Let us start with the setting of targets. As we all know, nothing was ever accomplished in the world before the regime of targets became fashionable a decade or so back. Now, as teachers, we spend many productive hours setting, and missing, our targets. And when we do miss them, we can then spend yet more hours wondering why, not to mention the whole process of setting new targets for us to miss in the future.

And it is not just teachers who have discovered the benefits of the targets regime. Visiting a friend in hospital recently, I noticed on his notes a box marked “patient’s target”. A nurse had clearly spent some time and energy that she might otherwise have wasted on caring for her patients by formulating and then entering the following: “To effect a speedy recovery and be discharged from the ward as soon as possible.”

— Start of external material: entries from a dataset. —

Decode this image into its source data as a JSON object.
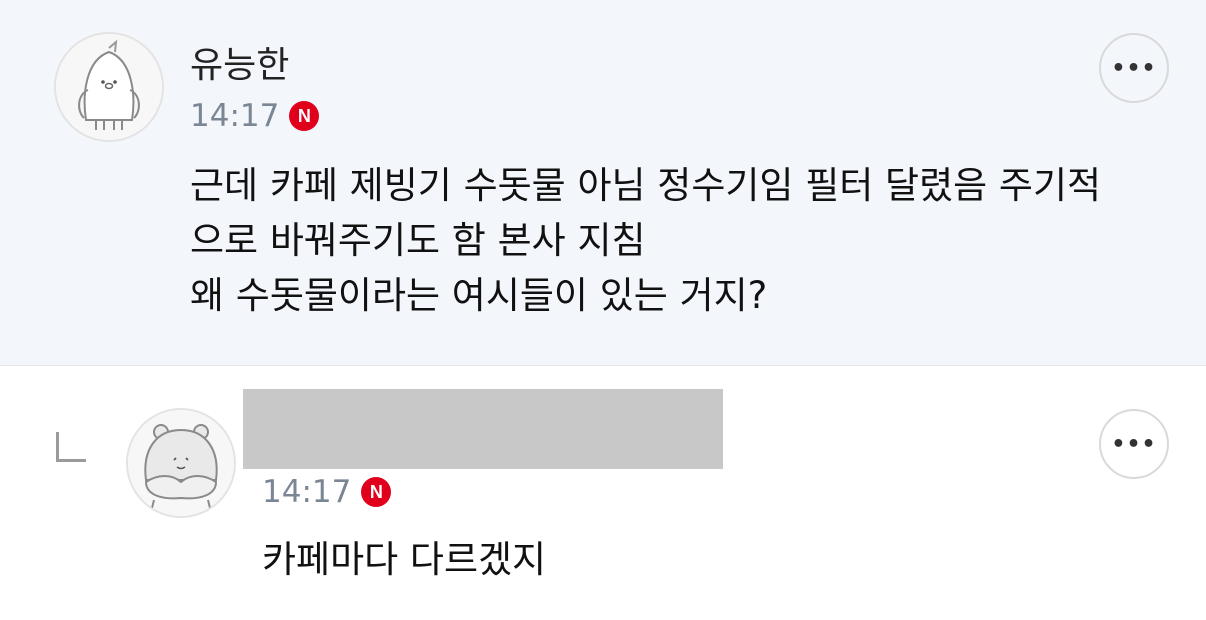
{
  "comments": [
    {
      "author": "유능한",
      "time": "14:17",
      "badge": "N",
      "avatar_icon": "penguin-avatar-icon",
      "more_label": "•••",
      "lines": [
        "근데 카페 제빙기 수돗물 아님 정수기임 필터 달렸음 주기적",
        "으로 바꿔주기도 함 본사 지침",
        "왜 수돗물이라는 여시들이 있는 거지?"
      ]
    },
    {
      "is_reply": true,
      "author_redacted": true,
      "time": "14:17",
      "badge": "N",
      "avatar_icon": "hamster-avatar-icon",
      "more_label": "•••",
      "lines": [
        "카페마다 다르겠지"
      ]
    }
  ],
  "colors": {
    "highlight_background": "#f3f6fb",
    "badge_red": "#e0001b",
    "time_gray": "#7b8695",
    "redaction_gray": "#c8c8c8"
  }
}
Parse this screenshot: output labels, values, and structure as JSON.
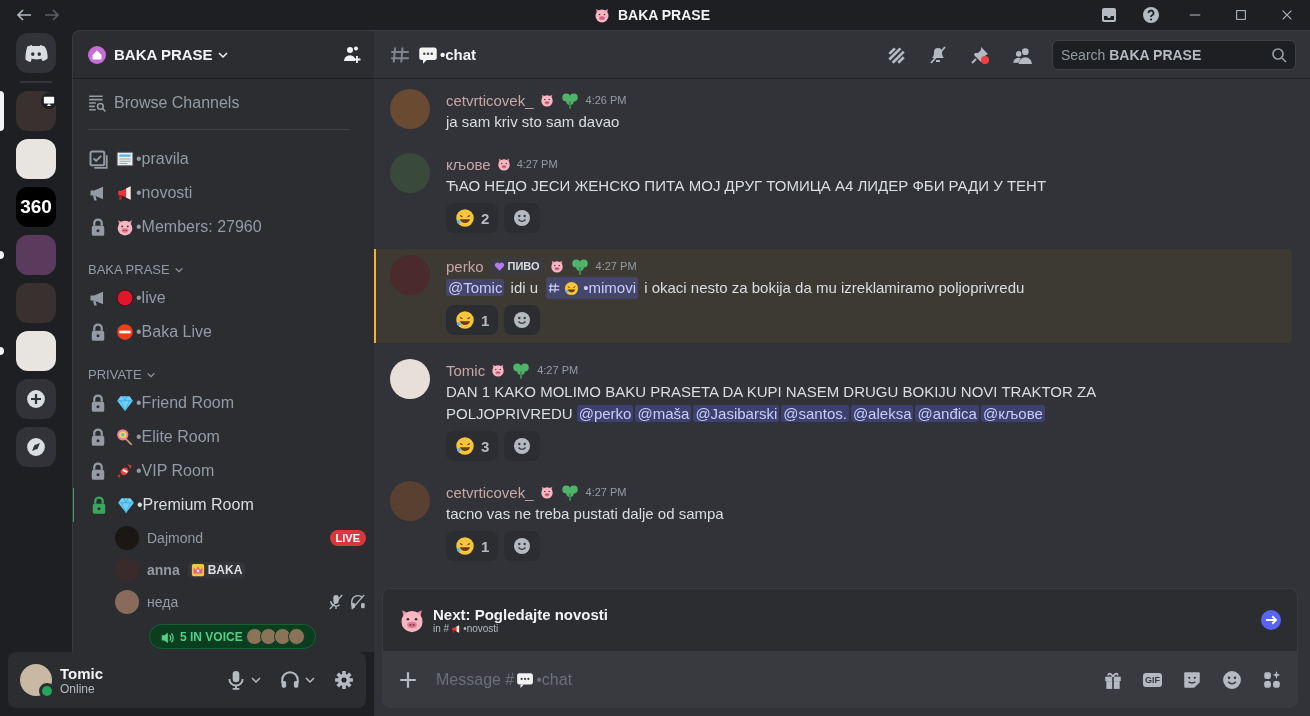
{
  "titlebar": {
    "title": "BAKA PRASE"
  },
  "servers": [
    {
      "kind": "home",
      "selected": false,
      "unread": false
    },
    {
      "kind": "image",
      "selected": true,
      "unread": false,
      "activity": true
    },
    {
      "kind": "image",
      "selected": false,
      "unread": false
    },
    {
      "kind": "text",
      "label": "360",
      "selected": false,
      "unread": false
    },
    {
      "kind": "image",
      "selected": false,
      "unread": true
    },
    {
      "kind": "image",
      "selected": false,
      "unread": false
    },
    {
      "kind": "image",
      "selected": false,
      "unread": true
    },
    {
      "kind": "add",
      "selected": false,
      "unread": false
    },
    {
      "kind": "discover",
      "selected": false,
      "unread": false
    }
  ],
  "guild": {
    "name": "BAKA PRASE"
  },
  "browse": "Browse Channels",
  "channels": [
    {
      "kind": "rules",
      "icon": {
        "kind": "newspaper"
      },
      "name": "•pravila"
    },
    {
      "kind": "announcement",
      "icon": {
        "kind": "megaphone"
      },
      "name": "•novosti"
    },
    {
      "kind": "locked",
      "icon": {
        "kind": "pig"
      },
      "name": "•Members: 27960"
    }
  ],
  "categories": [
    {
      "name": "BAKA PRASE",
      "expanded": true,
      "channels": [
        {
          "kind": "announcement",
          "icon": {
            "kind": "record"
          },
          "name": "•live"
        },
        {
          "kind": "locked",
          "icon": {
            "kind": "no-entry"
          },
          "name": "•Baka Live"
        }
      ]
    },
    {
      "name": "PRIVATE",
      "expanded": true,
      "channels": [
        {
          "kind": "locked",
          "icon": {
            "kind": "diamond"
          },
          "name": "•Friend Room",
          "connected": false
        },
        {
          "kind": "locked",
          "icon": {
            "kind": "lollipop"
          },
          "name": "•Elite Room",
          "connected": false
        },
        {
          "kind": "locked",
          "icon": {
            "kind": "candy"
          },
          "name": "•VIP Room",
          "connected": false
        },
        {
          "kind": "locked",
          "icon": {
            "kind": "diamond"
          },
          "name": "•Premium Room",
          "connected": true,
          "members": [
            {
              "name": "Dajmond",
              "live": "LIVE",
              "muted": false,
              "deafened": false
            },
            {
              "name": "anna",
              "tag": "BAKA",
              "muted": false,
              "deafened": false
            },
            {
              "name": "неда",
              "muted": true,
              "deafened": true
            }
          ]
        }
      ]
    }
  ],
  "voice_summary": "5 IN VOICE",
  "user": {
    "name": "Tomic",
    "status": "Online"
  },
  "chat": {
    "channel": "•chat",
    "search": {
      "placeholder": "Search **BAKA PRASE**"
    }
  },
  "messages": [
    {
      "author": "cetvrticovek_",
      "badges": [
        {
          "kind": "pig"
        },
        {
          "kind": "clover"
        }
      ],
      "time": "4:26 PM",
      "highlighted": false,
      "parts": [
        {
          "kind": "text",
          "text": "ja sam kriv sto sam davao"
        }
      ]
    },
    {
      "author": "кљове",
      "badges": [
        {
          "kind": "pig"
        }
      ],
      "time": "4:27 PM",
      "highlighted": false,
      "parts": [
        {
          "kind": "text",
          "text": "ЋАО НЕДО ЈЕСИ ЖЕНСКО ПИТА МОЈ ДРУГ ТОМИЦА А4 ЛИДЕР ФБИ РАДИ У ТЕНТ"
        }
      ],
      "reactions": [
        {
          "count": "2"
        }
      ]
    },
    {
      "author": "perko",
      "tag": "ПИВО",
      "badges": [
        {
          "kind": "pig"
        },
        {
          "kind": "clover"
        }
      ],
      "time": "4:27 PM",
      "highlighted": true,
      "parts": [
        {
          "kind": "mention",
          "text": "@Tomic"
        },
        {
          "kind": "text",
          "text": " idi u "
        },
        {
          "kind": "channel",
          "text": "•mimovi"
        },
        {
          "kind": "text",
          "text": " i okaci nesto za bokija da mu izreklamiramo poljoprivredu"
        }
      ],
      "reactions": [
        {
          "count": "1"
        }
      ]
    },
    {
      "author": "Tomic",
      "badges": [
        {
          "kind": "pig"
        },
        {
          "kind": "clover"
        }
      ],
      "time": "4:27 PM",
      "highlighted": false,
      "parts": [
        {
          "kind": "text",
          "text": "DAN 1 KAKO MOLIMO BAKU PRASETA DA KUPI NASEM DRUGU BOKIJU NOVI TRAKTOR ZA POLJOPRIVREDU"
        },
        {
          "kind": "mention",
          "text": "@perko"
        },
        {
          "kind": "mention",
          "text": "@maša"
        },
        {
          "kind": "mention",
          "text": "@Jasibarski"
        },
        {
          "kind": "mention",
          "text": "@santos."
        },
        {
          "kind": "mention",
          "text": "@aleksa"
        },
        {
          "kind": "mention",
          "text": "@anđica"
        },
        {
          "kind": "mention",
          "text": "@кљове"
        }
      ],
      "reactions": [
        {
          "count": "3"
        }
      ]
    },
    {
      "author": "cetvrticovek_",
      "badges": [
        {
          "kind": "pig"
        },
        {
          "kind": "clover"
        }
      ],
      "time": "4:27 PM",
      "highlighted": false,
      "parts": [
        {
          "kind": "text",
          "text": "tacno vas ne treba pustati dalje od sampa"
        }
      ],
      "reactions": [
        {
          "count": "1"
        }
      ]
    }
  ],
  "next": {
    "title": "Next: Pogledajte novosti",
    "prefix": "in #",
    "channel": "•novosti"
  },
  "composer": {
    "placeholder_start": "Message #",
    "placeholder_end": "•chat",
    "gif_label": "GIF"
  }
}
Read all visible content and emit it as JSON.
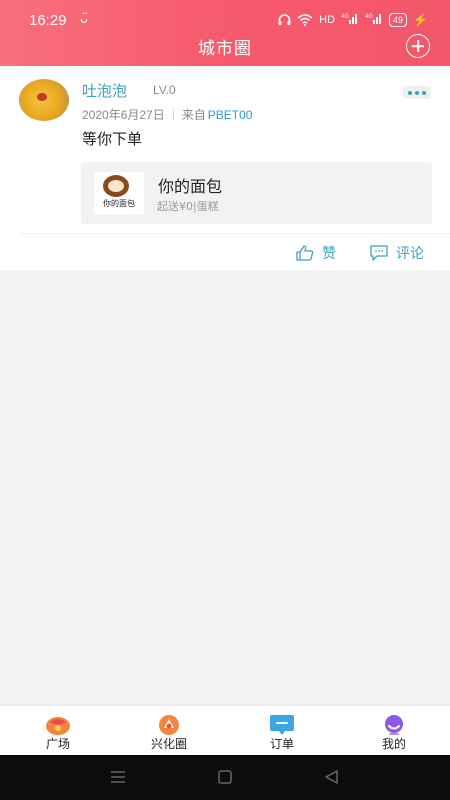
{
  "status_bar": {
    "time": "16:29",
    "notification": "ᴗ̈",
    "network": "HD",
    "signal1": "4G",
    "signal2": "4G",
    "battery": "49"
  },
  "header": {
    "title": "城市圈"
  },
  "post": {
    "username": "吐泡泡",
    "level": "LV.0",
    "date": "2020年6月27日",
    "source_prefix": "来自",
    "device": "PBET00",
    "content": "等你下单",
    "shop": {
      "logo_text": "你的面包",
      "name": "你的面包",
      "subtitle": "起送¥0|蛋糕"
    },
    "like_label": "赞",
    "comment_label": "评论"
  },
  "tabbar": {
    "items": [
      {
        "label": "广场",
        "icon": "plaza-icon",
        "color": "#f05a5a"
      },
      {
        "label": "兴化圈",
        "icon": "circle-icon",
        "color": "#f07a3a"
      },
      {
        "label": "订单",
        "icon": "order-icon",
        "color": "#3aa6e6"
      },
      {
        "label": "我的",
        "icon": "profile-icon",
        "color": "#8b5ae6"
      }
    ]
  },
  "colors": {
    "header_bg": "#f65a6d",
    "accent_teal": "#3aa3b4",
    "link_blue": "#2e9bd6",
    "page_bg": "#f2f1f4"
  }
}
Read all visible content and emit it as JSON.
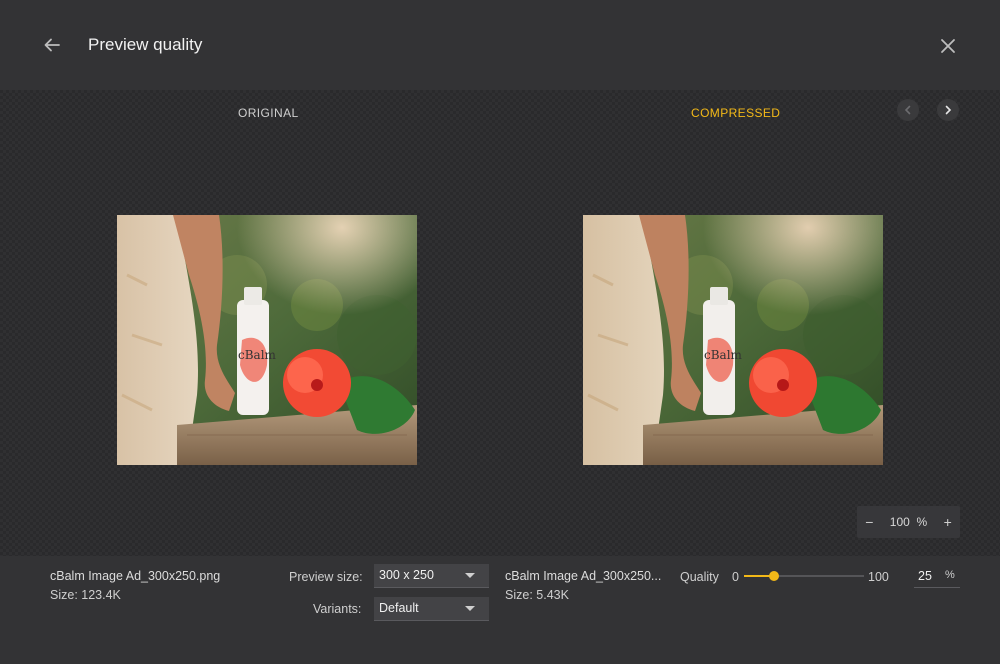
{
  "header": {
    "title": "Preview quality"
  },
  "stage": {
    "original_label": "ORIGINAL",
    "compressed_label": "COMPRESSED",
    "zoom": {
      "minus": "−",
      "value": "100",
      "unit": "%",
      "plus": "+"
    }
  },
  "original": {
    "filename": "cBalm Image Ad_300x250.png",
    "size_label": "Size:",
    "size_value": "123.4K",
    "product_text": "cBalm"
  },
  "compressed": {
    "filename": "cBalm Image Ad_300x250...",
    "size_label": "Size:",
    "size_value": "5.43K",
    "product_text": "cBalm"
  },
  "controls": {
    "preview_size_label": "Preview size:",
    "preview_size_value": "300 x 250",
    "variants_label": "Variants:",
    "variants_value": "Default",
    "quality_label": "Quality",
    "quality_min": "0",
    "quality_max": "100",
    "quality_value": "25",
    "quality_unit": "%",
    "quality_fraction": 0.25
  },
  "colors": {
    "accent": "#f3b918"
  }
}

As night follows day, so action plans inevitably trail in the wake of targets. Here, too, journalists are missing out through their myopic and single-minded pursuit of stories.

Last year, a lecturer friend told me that he was required to write five separate action plans for just one of the courses he taught and ran.

Just think how much better this column would be if only I took a little (well, actually quite a lot) of time away from it, for a similar bout of action planning.

Then there is the issue of evidence. How does a journalist know - or, more to the point, how does a journalist’s editor know - that good stories have been written? (Sorry, that last part should, of course, have read “that high-quality journalistic services have been delivered.”) You might think that the articles are there for all to see, in the same way as a student’s results are in the public domain. But anyone could have written that piece. It could have been downloaded verbatim from the internet. Or culled from last year’s paper.

Every journalist should therefore be required to produce their own “trail of evidence”. An interview is conducted: the interviewee signs off the reporter’s log sheet. An article is written: the plan, draft and edited version is collected, stored and appropriately labelled.

This will involve more work but surely no journalist worth his or her salt could resent losing days off and weekends when they realise the quality gains that would be achieved.

British journalism is crying out for its very own inspection regime. Just as with the Office for Standards in Education and the Adult Learning Inspectorate, this will provide an absolute guarantee of quality.

Thus the new journalism inspection mandate (or JIM) will be welcomed by the whole profession. Quite why no one has thought of JIM before is a puzzle to me - a sort of Jimmy riddle if you like.